Il concetto, la parola “casa” per ciascuno di noi ha probabilmente un significato diverso: dove si è cresciuti, dove si abita o dove si è vissuto un periodo particolarmente importante.
Per me “casa” è e sarà la casa dei miei genitori, quella in cui sono cresciuta con genitori, fratello e sorelle, arredata e modificata nel tempo come una tradizionale casa “borghese” ma con una dimensione libera dell’abitare, che la rendevano particolare per me e per tutti noi. Era una casa allegra, con il mare in vista dai balconi un po’ lontano ed una bella luce di levante e di mezzogiorno.
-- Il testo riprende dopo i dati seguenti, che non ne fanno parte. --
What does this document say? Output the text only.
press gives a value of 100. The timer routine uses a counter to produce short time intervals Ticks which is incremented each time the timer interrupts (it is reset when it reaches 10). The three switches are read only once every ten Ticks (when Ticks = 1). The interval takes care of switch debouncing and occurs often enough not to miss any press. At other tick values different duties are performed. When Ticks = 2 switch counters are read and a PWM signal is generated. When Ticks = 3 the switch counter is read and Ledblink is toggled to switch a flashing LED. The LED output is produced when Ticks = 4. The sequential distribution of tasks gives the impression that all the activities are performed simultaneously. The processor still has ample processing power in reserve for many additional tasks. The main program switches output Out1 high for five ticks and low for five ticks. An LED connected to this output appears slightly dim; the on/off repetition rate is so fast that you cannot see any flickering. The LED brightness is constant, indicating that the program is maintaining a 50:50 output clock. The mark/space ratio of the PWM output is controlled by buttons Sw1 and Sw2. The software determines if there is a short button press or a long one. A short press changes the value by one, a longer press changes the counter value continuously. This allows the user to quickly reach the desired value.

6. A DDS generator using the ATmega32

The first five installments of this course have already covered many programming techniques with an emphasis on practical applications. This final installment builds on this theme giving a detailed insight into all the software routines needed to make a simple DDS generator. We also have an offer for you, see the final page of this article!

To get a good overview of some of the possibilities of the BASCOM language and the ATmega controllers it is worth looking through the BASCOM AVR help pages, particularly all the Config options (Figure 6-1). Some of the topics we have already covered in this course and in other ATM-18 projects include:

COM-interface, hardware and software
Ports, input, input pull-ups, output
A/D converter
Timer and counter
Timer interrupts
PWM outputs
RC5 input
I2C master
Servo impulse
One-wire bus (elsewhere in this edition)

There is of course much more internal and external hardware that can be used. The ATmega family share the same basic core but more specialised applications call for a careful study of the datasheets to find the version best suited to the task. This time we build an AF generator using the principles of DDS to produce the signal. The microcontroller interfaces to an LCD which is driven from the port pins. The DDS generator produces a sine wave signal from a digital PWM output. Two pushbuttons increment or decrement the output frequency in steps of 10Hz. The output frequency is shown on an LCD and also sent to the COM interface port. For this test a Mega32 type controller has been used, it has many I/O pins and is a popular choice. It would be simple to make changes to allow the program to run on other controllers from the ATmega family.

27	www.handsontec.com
Non c’era “il salotto buono” ma un bel salotto dove vivere la quotidianità e giocare: i bordi regolari di un tappeto persiano, per esempio, per me e mio fratello erano una pista per “ramette” (gioco temo estinto). E’ stata per noi, con i limiti che la vita impone, una casa felice. Negli anni gli inquilini fissi sono cambiati. Mia madre è mancata lì, con noi vicino a lei. Mia sorella Marina, è diventata la nuova “inquilina” e il centro della famiglia: il Natale, uno dopo l’altro, è stato vissuto sempre lì, tutti uniti con lo stesso affetto.
Quando Marina, troppo presto e senza preavviso, ci ha lasciato mi è stato subito chiaro come un’epoca fosse fatalmente finita. Ho sentito allora l’esigenza di fotografare la casa: che era sì “LA CASA” ma anche specchio della sua identità. I suoi oggetti, il suo ordine disordinato, il suo studio, le sue foto, gli oggetti conservati con affetto nel tempo, mi trasmettevano un’immagine di mia sorella che sentivo il bisogno di conservare.
Per questa ragione, in maniera quasi maniacale, ho fotografato tutti gli ambienti e quello che contenevano; le fotografie che presento sono una selezione di quello che ho fotografato nelle due-tre settimane successive alla sua perdita.
My interest for house interiors started after the loss of my older sister Marina in 2013. In the days after her death I took pictures of her house in a systematic way, every room, every detail, searching for memories of her past, my past, my family past. I understood from that experience the obvious fact that the place where we leave is a geological stratification of our lives. Every object, also the most trivial, has a secret life only known to the house inhabitant.